English Country Dance club brings new life to renaissance dancing

Bob Linehan attended his first English Country Dance practice not as a new member, but to say goodbye to a friend who graduated and was leaving Davis. After encouraging words from club members, he learned a few basic dances. Charmed, he came back the next week, and then the week after that, and has now been a member for years.

The English Country Dance Club (ECD) is a group that learns and performs dances that originated in England during the Elizabethan Era. Along with weekly rehearsals, they find time to perform in festivals and make their own costumes.

The group strives for historical accuracy, and finds the steps for each of their dances from John Playford’s 1651 dance anthology “The Dance Master,” a formal compilation of dances that, according to ECD president Vanessa Valdez, was not created until after Queen Elizabeth expressed interest in them.

ECD’s motto is “If you can walk, you can dance,” and they make sure to teach everyone, whether they be a visitor or a new club member, the basic steps. This sense of welcoming is what immediately hooked Valdez.

“My very first practice was in January 2010.  I was a little intimidated, as any newbie would be.  Yet, my fellow group members wasted no time in getting me started. Within five minutes, I was learning the cornerstone steps to our dances. Needless to say, I was charmed,” she said.

Long-time member Sarah Williams likewise loved the group’s welcoming spirit, which gave her a newfound confidence in her ability to dance.

“They took my two left feet and lack of rhythm and turned me into one of the teachers,” she said.

ECD practices in preparation for their performances both at UC Davis events such as the Fall Student Activities Fair and Picnic Day, as well as Renaissance festivals. For Valdez, her first festival performance remains her favorite memory.

“I remember I was so nervous prior to performing.  But once the music began, I truly surprised myself.  I got through the whole routine without incident!,” she said. “However, I knew it I made it because I had my friends with me.”

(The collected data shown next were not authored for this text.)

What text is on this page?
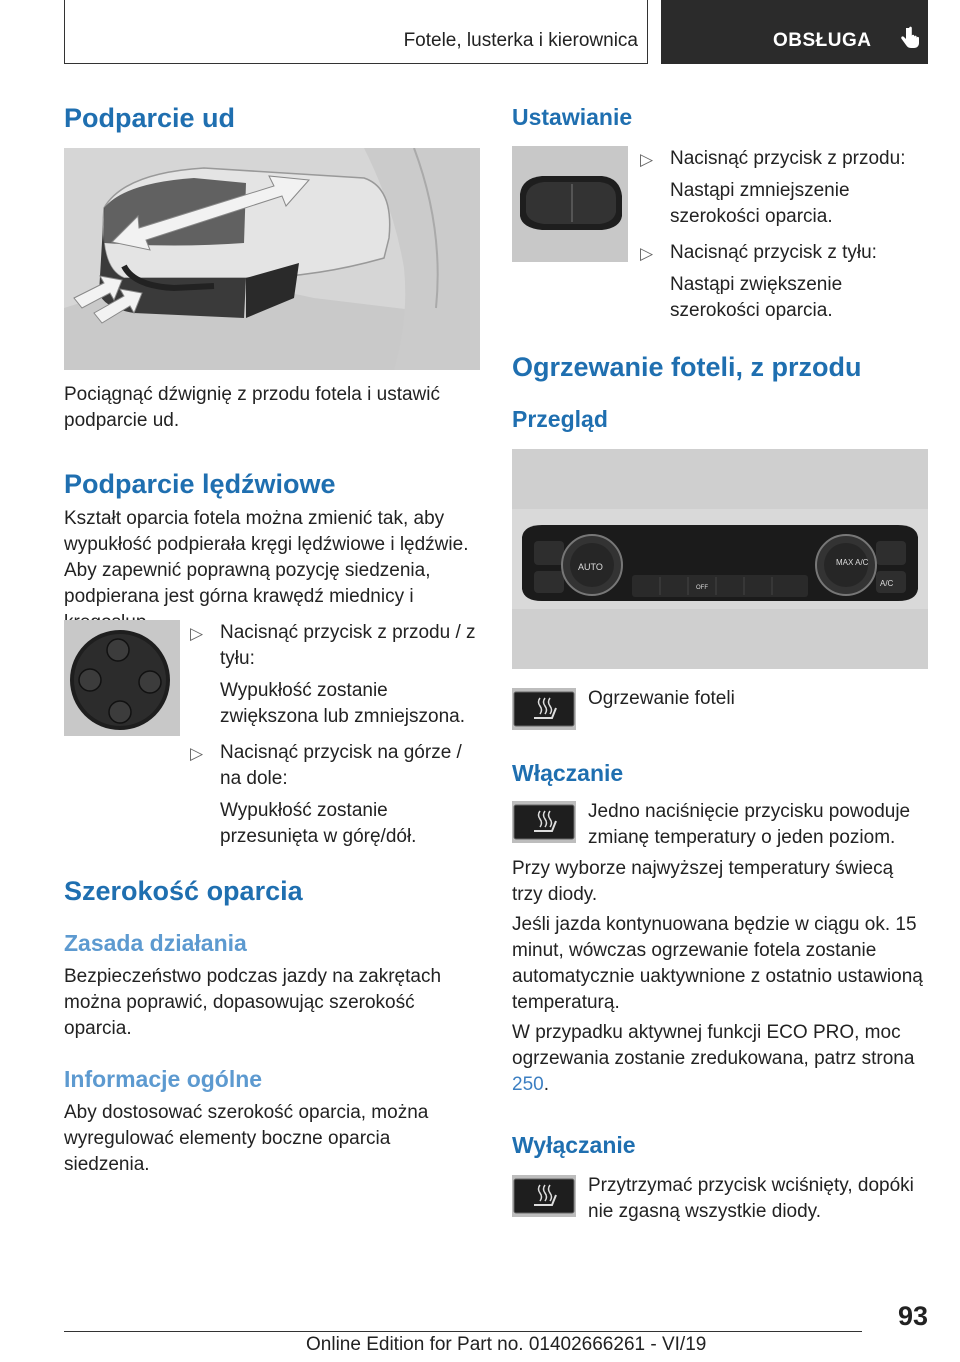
Fotele, lusterka i kierownica	OBSŁUGA
Podparcie ud
Pociągnąć dźwignię z przodu fotela i ustawić podparcie ud.
Podparcie lędźwiowe
Kształt oparcia fotela można zmienić tak, aby wypukłość podpierała kręgi lędźwiowe i lędźwie. Aby zapewnić poprawną pozycję siedzenia, podpierana jest górna krawędź miednicy i
▷ Nacisnąć przycisk z przodu / z tyłu:
Wypukłość zostanie zwiększona lub zmniejszona.
▷ Nacisnąć przycisk na górze / na dole:
Wypukłość zostanie przesunięta w górę/dół.
Szerokość oparcia
Zasada działania
Bezpieczeństwo podczas jazdy na zakrętach można poprawić, dopasowując szerokość oparcia.
Informacje ogólne
Aby dostosować szerokość oparcia, można wyregulować elementy boczne oparcia siedzenia.
Ustawianie
▷ Nacisnąć przycisk z przodu:
Nastąpi zmniejszenie szerokości oparcia.
▷ Nacisnąć przycisk z tyłu:
Nastąpi zwiększenie szerokości oparcia.
Ogrzewanie foteli, z przodu
Przegląd
AUTO	MAX A/C
A/C
OFF
Ogrzewanie foteli
Włączanie
Jedno naciśnięcie przycisku powoduje zmianę temperatury o jeden poziom.
Przy wyborze najwyższej temperatury świecą trzy diody.
Jeśli jazda kontynuowana będzie w ciągu ok. 15 minut, wówczas ogrzewanie fotela zostanie automatycznie uaktywnione z ostatnio ustawioną temperaturą.
W przypadku aktywnej funkcji ECO PRO, moc ogrzewania zostanie zredukowana, patrz strona 250.
Wyłączanie
Przytrzymać przycisk wciśnięty, dopóki nie zgasną wszystkie diody.
93
Online Edition for Part no. 01402666261 - VI/19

ECD is a part of the Northern Californian renaissance performance troupe “The Merrie Pryanksters,” who they perform with at festivals. Such festivals, which the club either applies to or is invited to perform at, usually occur during the summer and in the month of October. In such festivals, which feature a range of dance groups whose costumes and dance moves represent different social classes of Elizabethan England, ECD is proud to represent the common man.

“Everybody wants to be a princess, but in reality there weren’t that many. We represent everyone else,” said member Casey Davis.

Along with their dancing skills, ECD also designs and creates all of their own costumes. According to Valdez, the costumes are created by the club’s “garb specialists.”

“The [garb specialists] do extensive research to figure out what kind of textiles and colors we can incorporate into our performances. That way we can provide the most entertaining and educational performances possible. These specialists usually double as skilled designers, so they generously help the rest of us who aren’t nearly as skilled as they are,” she said.

Even with all the dancing and costume-making, it is the sense of community and family that the members of ECD really love about the club. Their practices, which consist of dancing to music played by members on instruments such as the flute and violin, are always accompanied with sounds of laughter and chatter as the group revels in getting a complicated dance right. Valdez said this is something the group prides itself in.

“One of the signature hallmarks of our organization is that it provides an outlet for our group’s propensity to be silly and spontaneous. At times, rehearsing a single dance ends up being a comedic affair. “

Williams likewise considers the club to be a family to her, and it is with them that she shared one of her best memories.

“One practice my boyfriend arranged for us to do my favorite dance and at the end of the dance, he dropped to one knee and proposed. He managed to get the word out to many of the group other than me, so friends who can’t always make practice were there.  It was perfect.  Of course I said yes.”

The English Country Dance Club always welcomes new members. Practices this quarter are every Thursday from 6:30 to 9 p.m., in 102 Hutchison.